Le gouvernement espère avoir trouvé une façon de mettre fin à la polémique lancée par la gauche mais aussi des personnalités d’En Marche. Les yachts, avions privés et autres objets de luxe ne seront pas intégrés dans le nouvel IFI, impôt sur la fortune immobilière car taxer des biens dits meubles avec un impôt sur les immeubles serait curieux. En revanche, seront relevés des impôts spécifiques sur les voitures très polluantes de grosse cylindrée et les gros bateaux : taxation des carburants, droits de port ou taxe annuelle de francisation, la DAFN. Voilà pour les faits. Ce qui est intéressant est de voir combien ce débat est symbolique, dans tous les sens du terme, sur le plan politique mais aussi économique.
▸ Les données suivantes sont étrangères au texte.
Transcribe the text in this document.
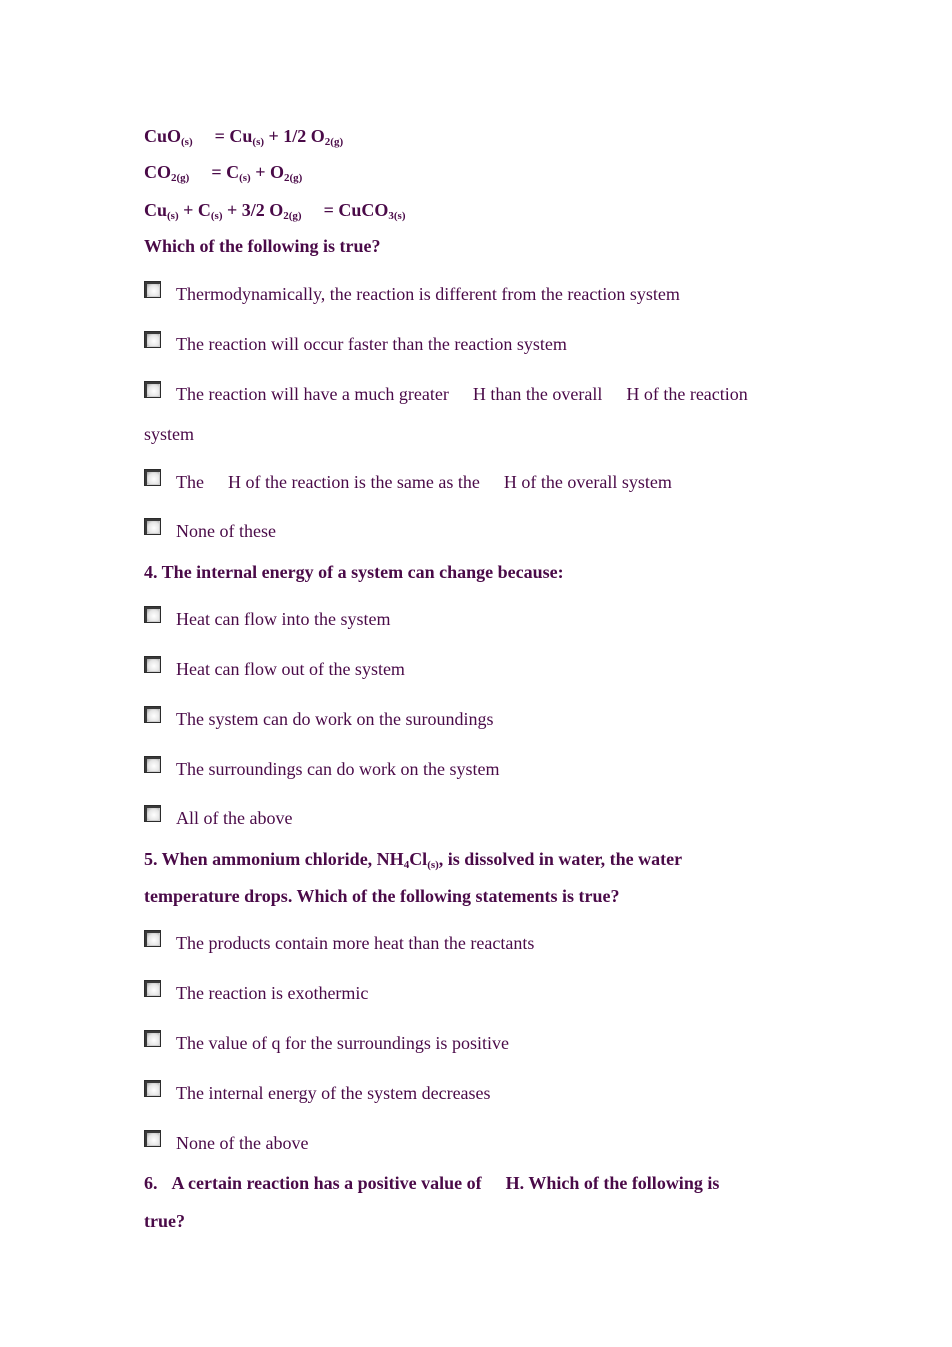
$CuO_{(s)} = Cu_{(s)} + 1/2$ $O_{2(g)}$
$CO_{2(g)} = C_{(s)} + O_{2(g)}$
$Cu_{(s)} + C_{(s)} + 3/2$ $O_{2(g)}$ = CuCO$_{3(s)}$
Which of the following is true?
Thermodynamically, the reaction is different from the reaction system
The reaction will occur faster than the reaction system
The reaction will have a much greater H than the overall H of the reaction
system
The H of the reaction is the same as the H of the overall system
None of these
4. The internal energy of a system can change because:
Heat can flow into the system
Heat can flow out of the system
The system can do work on the suroundings
The surroundings can do work on the system
All of the above
5. When ammonium chloride, $NH_4Cl_{(s)}$, is dissolved in water, the water
temperature drops. Which of the following statements is true?
The products contain more heat than the reactants
The reaction is exothermic
The value of q for the surroundings is positive
The internal energy of the system decreases
None of the above
6. A certain reaction has a positive value of H. Which of the following is
true?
Sont immatriculés en France environ 3.000 bateaux de plus de 15 mètres, à moteur ou à voile, et la taxe qui serait relevée rapporte aujourd’hui … 8 millions d’euros. Rien à voir avec les milliards de l'ISF. On ne sait pas combien l’ISF actuel rapporte sur ces biens, mais cela ne doit pas être considérable. Et surtout, il y a seulement 34 voiliers de plus de 24 mètres en France et 45 bateaux à moteur de la même taille, dans la catégorie que l’on a tous dans la tête quand on pense aux yachts de grand luxe. Le débat politique est réel, et évidemment légitime, il est financièrement microscopique.
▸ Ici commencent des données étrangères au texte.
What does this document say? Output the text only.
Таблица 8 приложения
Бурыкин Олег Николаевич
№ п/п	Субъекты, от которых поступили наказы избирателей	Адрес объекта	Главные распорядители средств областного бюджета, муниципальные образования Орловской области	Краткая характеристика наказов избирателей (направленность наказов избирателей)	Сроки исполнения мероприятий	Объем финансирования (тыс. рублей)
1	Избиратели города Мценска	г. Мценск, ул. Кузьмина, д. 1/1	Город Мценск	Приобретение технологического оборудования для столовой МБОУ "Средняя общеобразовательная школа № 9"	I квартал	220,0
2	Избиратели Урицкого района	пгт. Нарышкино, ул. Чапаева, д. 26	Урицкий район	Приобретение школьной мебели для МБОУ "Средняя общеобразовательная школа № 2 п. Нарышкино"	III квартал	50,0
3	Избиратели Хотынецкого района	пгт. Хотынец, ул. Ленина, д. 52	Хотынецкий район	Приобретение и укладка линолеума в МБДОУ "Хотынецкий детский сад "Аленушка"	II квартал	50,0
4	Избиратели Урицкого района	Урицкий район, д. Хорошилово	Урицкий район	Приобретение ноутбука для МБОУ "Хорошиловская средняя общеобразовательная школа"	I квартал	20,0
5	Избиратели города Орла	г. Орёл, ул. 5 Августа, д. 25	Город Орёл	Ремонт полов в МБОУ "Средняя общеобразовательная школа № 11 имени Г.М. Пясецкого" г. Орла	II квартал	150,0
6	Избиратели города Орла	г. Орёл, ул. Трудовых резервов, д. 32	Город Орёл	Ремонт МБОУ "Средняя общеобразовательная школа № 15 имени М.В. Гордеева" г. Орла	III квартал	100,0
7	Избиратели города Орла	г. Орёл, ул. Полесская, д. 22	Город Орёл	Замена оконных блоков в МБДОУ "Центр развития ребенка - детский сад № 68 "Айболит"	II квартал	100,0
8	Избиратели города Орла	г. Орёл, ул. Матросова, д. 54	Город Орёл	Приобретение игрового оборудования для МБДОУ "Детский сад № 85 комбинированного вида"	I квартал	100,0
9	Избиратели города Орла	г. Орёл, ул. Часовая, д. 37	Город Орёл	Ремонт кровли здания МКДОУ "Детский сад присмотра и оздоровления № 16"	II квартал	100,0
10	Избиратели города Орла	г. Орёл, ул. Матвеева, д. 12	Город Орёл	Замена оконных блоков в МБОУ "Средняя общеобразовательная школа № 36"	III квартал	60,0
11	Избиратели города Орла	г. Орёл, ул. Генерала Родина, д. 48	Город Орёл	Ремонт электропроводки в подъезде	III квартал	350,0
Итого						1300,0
Quelle conclusion en tirer ?

Que les objets de luxe comme les navires sont une illustration parlante de ce qu’est la mobilité du capital. Ils vont où ils veulent. C’est infiniment moins facile à taxer que les immeubles, les entreprises etc. Sachez que rien qu’en 2016, plus de 700 grands yachts ont été achetés dans le monde. Comme il y a certainement plus de 100 Français qui pourraient s’offrir des bateaux de plus de vingt mètres, et que la France compte par ailleurs plusieurs ports de renommée mondiale, cela veut dire qu’un nombre certain de propriétaires français sont allés les installer ailleurs : Monaco, îles anglo-normandes, Grèce, Croatie etc. On peut ne pas être du tout fascinés par ces bateaux, ces signes de luxe inaccessibles à nous tous (enfin moi c’est sûr), mais cette mobilité du capital est une réalité. C’est la démonstration sans doute malheureuse mais bien réelle que trop d’impôt tue l’impôt quand il n’y a plus rien à taxer.